Specialised expertise and digital technologies part of expansion at Givaudan Protein Hub
Givaudan has expanded the Protein Hub at its flagship Zurich Innovation Centre in Kemptthal, Switzerland to support the growth of dairy alternatives.
The expanded Hub offers specialised expertise, state-of-the-art digital technologies, and an integrated portfolio of solutions designed specifically for dairy alternatives. The move – the latest addition to Givaudan’s global innovation ecosystem – is also part of the company’s ambition to accelerate new product development and co-create new food experiences in collaboration with customers.
Doruk Ongan, president Europe Taste & Wellbeing said Givaudan’s approach to co-creation, working side-by-side with customers, partners, start-ups, chefs, academics, is a driving force for innovation.
“We’re excited to open the doors of the Protein Hub to customers in the alternative dairy space, so we can shape the future of this dynamic category together,” Ongan added.
Fabio Campanile, global head of science and technology, Taste & Wellbeing, noted Givaudan’s experts in science and technology focus is on satisfying consumer needs, while exploring the taste and functionality of various protein sources – from plants to precise fermentation –and leading new innovations for the future.
“In addition to our in-house knowledge, technology and research programmes, we have created a global innovation ecosystem to support our customers in markets around the world with facilities such as the Protein Innovation Center in Singapore, the MISTA Center in San Francisco and the Tropical Innovation Lab in Brazil,” he explained.
Customers visiting the Protein Hub in Zurich have direct access to experts to create a product base with their preferred taste and functionality across science and technology, consumer sensory insights, alternative dairy applications.

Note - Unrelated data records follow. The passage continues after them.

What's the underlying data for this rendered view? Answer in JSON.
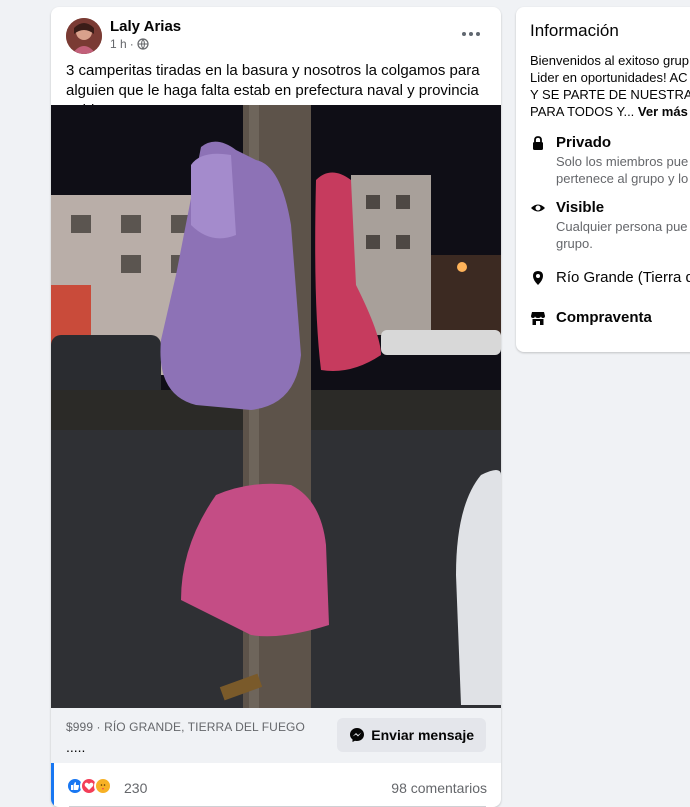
{
  "post": {
    "author": "Laly Arias",
    "time": "1 h",
    "visibility_icon": "globe-icon",
    "text": "3 camperitas tiradas en la basura y nosotros la colgamos para alguien que le haga falta estab en prefectura naval y provincia unida ....",
    "listing": {
      "price": "$999",
      "separator": " · ",
      "location": "RÍO GRANDE, TIERRA DEL FUEGO",
      "title": "....."
    },
    "message_button": "Enviar mensaje",
    "reaction_count": "230",
    "comments": "98 comentarios"
  },
  "info": {
    "title": "Información",
    "description_lines": [
      "Bienvenidos al exitoso grup",
      "Lider en oportunidades! AC",
      "Y SE PARTE DE NUESTRA CO",
      "PARA TODOS Y..."
    ],
    "see_more": "Ver más",
    "private_label": "Privado",
    "private_desc_lines": [
      "Solo los miembros pue",
      "pertenece al grupo y lo"
    ],
    "visible_label": "Visible",
    "visible_desc_lines": [
      "Cualquier persona pue",
      "grupo."
    ],
    "location": "Río Grande (Tierra d",
    "category": "Compraventa"
  },
  "colors": {
    "accent": "#1877f2",
    "secondary_text": "#65676b",
    "background": "#f0f2f5"
  }
}
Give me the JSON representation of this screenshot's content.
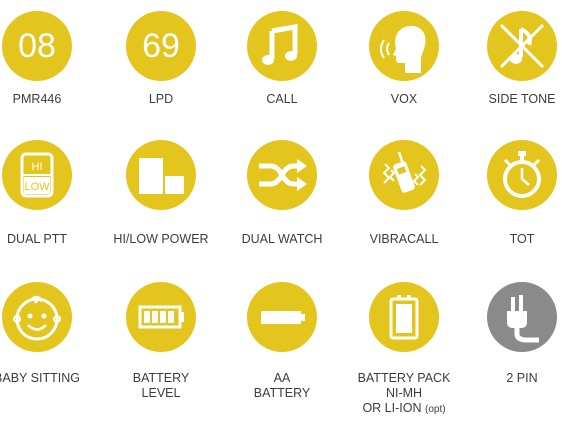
{
  "colors": {
    "accent": "#e4c51d",
    "neutral": "#8a8a8a",
    "text": "#3c3c3c"
  },
  "row1": [
    {
      "icon": "number-08-icon",
      "badge": "08",
      "label": "PMR446"
    },
    {
      "icon": "number-69-icon",
      "badge": "69",
      "label": "LPD"
    },
    {
      "icon": "music-note-icon",
      "label": "CALL"
    },
    {
      "icon": "voice-head-icon",
      "label": "VOX"
    },
    {
      "icon": "muted-note-icon",
      "label": "SIDE TONE"
    }
  ],
  "row2": [
    {
      "icon": "hi-low-switch-icon",
      "hi": "HI",
      "low": "LOW",
      "label": "DUAL PTT"
    },
    {
      "icon": "power-level-icon",
      "label": "HI/LOW POWER"
    },
    {
      "icon": "shuffle-arrows-icon",
      "label": "DUAL WATCH"
    },
    {
      "icon": "vibrating-radio-icon",
      "label": "VIBRACALL"
    },
    {
      "icon": "stopwatch-icon",
      "label": "TOT"
    }
  ],
  "row3": [
    {
      "icon": "baby-face-icon",
      "label": "BABY SITTING"
    },
    {
      "icon": "battery-level-icon",
      "label_line1": "BATTERY",
      "label_line2": "LEVEL"
    },
    {
      "icon": "aa-battery-icon",
      "label_line1": "AA",
      "label_line2": "BATTERY"
    },
    {
      "icon": "battery-pack-icon",
      "label_line1": "BATTERY PACK",
      "label_line2": "NI-MH",
      "label_line3": "OR LI-ION",
      "label_opt": "(opt)"
    },
    {
      "icon": "two-pin-plug-icon",
      "label": "2 PIN"
    }
  ]
}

Customers can also optimise their new product development with Givaudan’s proprietary tools such as TasteSolutions mouthfeel technologies, as well as masking, sugar reduction, solutions that mimic dairy notes, natural colours and clean-label health and nutritional solutions.

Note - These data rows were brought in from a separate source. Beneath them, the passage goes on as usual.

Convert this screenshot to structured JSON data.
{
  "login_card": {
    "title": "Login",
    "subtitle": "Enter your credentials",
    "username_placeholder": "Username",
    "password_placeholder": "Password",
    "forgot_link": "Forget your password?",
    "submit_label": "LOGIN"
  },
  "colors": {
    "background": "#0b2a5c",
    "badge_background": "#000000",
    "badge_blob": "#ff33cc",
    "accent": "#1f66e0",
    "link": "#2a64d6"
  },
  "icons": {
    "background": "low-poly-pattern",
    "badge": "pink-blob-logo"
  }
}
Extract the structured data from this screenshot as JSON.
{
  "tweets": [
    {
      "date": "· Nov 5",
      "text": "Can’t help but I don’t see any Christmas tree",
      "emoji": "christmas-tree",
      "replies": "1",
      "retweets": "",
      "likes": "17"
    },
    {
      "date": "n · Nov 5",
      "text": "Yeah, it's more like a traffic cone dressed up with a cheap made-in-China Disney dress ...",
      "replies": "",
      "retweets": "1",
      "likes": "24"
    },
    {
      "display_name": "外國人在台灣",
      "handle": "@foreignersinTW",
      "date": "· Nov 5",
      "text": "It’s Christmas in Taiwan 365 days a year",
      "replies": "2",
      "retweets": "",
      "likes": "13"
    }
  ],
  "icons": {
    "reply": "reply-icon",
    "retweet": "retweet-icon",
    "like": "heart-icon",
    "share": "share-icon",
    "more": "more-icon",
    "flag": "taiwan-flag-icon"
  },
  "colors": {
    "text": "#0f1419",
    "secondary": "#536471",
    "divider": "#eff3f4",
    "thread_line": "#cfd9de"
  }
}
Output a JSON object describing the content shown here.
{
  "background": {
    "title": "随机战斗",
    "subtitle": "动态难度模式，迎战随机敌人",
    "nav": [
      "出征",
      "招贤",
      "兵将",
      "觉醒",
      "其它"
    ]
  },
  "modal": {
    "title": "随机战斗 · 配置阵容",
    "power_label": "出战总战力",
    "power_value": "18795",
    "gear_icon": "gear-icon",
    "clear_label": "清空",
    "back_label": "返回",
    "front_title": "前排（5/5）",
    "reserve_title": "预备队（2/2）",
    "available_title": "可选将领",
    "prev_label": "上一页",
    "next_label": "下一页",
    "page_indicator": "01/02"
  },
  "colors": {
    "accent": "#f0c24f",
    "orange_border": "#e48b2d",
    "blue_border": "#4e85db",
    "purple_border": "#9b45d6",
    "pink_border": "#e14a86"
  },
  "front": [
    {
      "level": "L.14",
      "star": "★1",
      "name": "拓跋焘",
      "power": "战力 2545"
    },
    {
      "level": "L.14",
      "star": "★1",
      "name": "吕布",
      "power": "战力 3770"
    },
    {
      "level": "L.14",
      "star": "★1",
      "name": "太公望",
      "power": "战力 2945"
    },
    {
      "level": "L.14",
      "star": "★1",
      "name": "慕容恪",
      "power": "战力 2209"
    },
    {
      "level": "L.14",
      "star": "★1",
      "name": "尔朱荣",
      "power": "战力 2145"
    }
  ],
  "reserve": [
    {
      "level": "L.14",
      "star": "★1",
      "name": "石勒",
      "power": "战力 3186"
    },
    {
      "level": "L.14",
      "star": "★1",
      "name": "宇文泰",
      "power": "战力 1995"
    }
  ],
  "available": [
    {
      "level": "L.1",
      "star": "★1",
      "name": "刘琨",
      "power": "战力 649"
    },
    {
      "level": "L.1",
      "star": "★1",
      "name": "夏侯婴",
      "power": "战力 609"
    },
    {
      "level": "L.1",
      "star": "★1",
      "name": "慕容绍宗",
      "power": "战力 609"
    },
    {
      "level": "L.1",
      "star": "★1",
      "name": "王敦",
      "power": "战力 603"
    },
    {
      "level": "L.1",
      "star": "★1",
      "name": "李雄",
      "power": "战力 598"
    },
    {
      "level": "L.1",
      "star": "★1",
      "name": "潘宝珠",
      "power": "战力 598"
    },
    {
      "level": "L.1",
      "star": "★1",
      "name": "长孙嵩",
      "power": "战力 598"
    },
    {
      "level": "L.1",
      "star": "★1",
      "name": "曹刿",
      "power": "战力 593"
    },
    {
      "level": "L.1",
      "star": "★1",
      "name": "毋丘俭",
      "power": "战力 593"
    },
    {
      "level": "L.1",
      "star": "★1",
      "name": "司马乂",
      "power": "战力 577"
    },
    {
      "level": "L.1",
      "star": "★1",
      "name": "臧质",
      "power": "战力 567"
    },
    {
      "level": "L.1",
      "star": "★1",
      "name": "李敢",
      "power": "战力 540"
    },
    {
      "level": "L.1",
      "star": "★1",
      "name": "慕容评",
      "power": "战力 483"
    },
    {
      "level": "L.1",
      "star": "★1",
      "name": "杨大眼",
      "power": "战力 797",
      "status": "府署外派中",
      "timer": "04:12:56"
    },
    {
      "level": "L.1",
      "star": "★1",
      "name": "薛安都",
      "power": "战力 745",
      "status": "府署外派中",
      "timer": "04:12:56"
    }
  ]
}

To accelerate co-creation efforts, the Protein Hub incorporates the latest digital tools and AI solutions for rapid concepts, prototyping and testing with consumers. By way of example, Givaudan’s ATOM technology uses the power of AI to enhance the taste and aromas of alternative dairy products, and the company’s patented VAS technology, which can be used to test and co-create aromas directly with consumers in real time. The facility also incorporates a state-of-the-art show kitchen, and laboratories with capabilities in chemistry, biotechnology, fermentation, flavour delivery technology, sensory, applications and food science.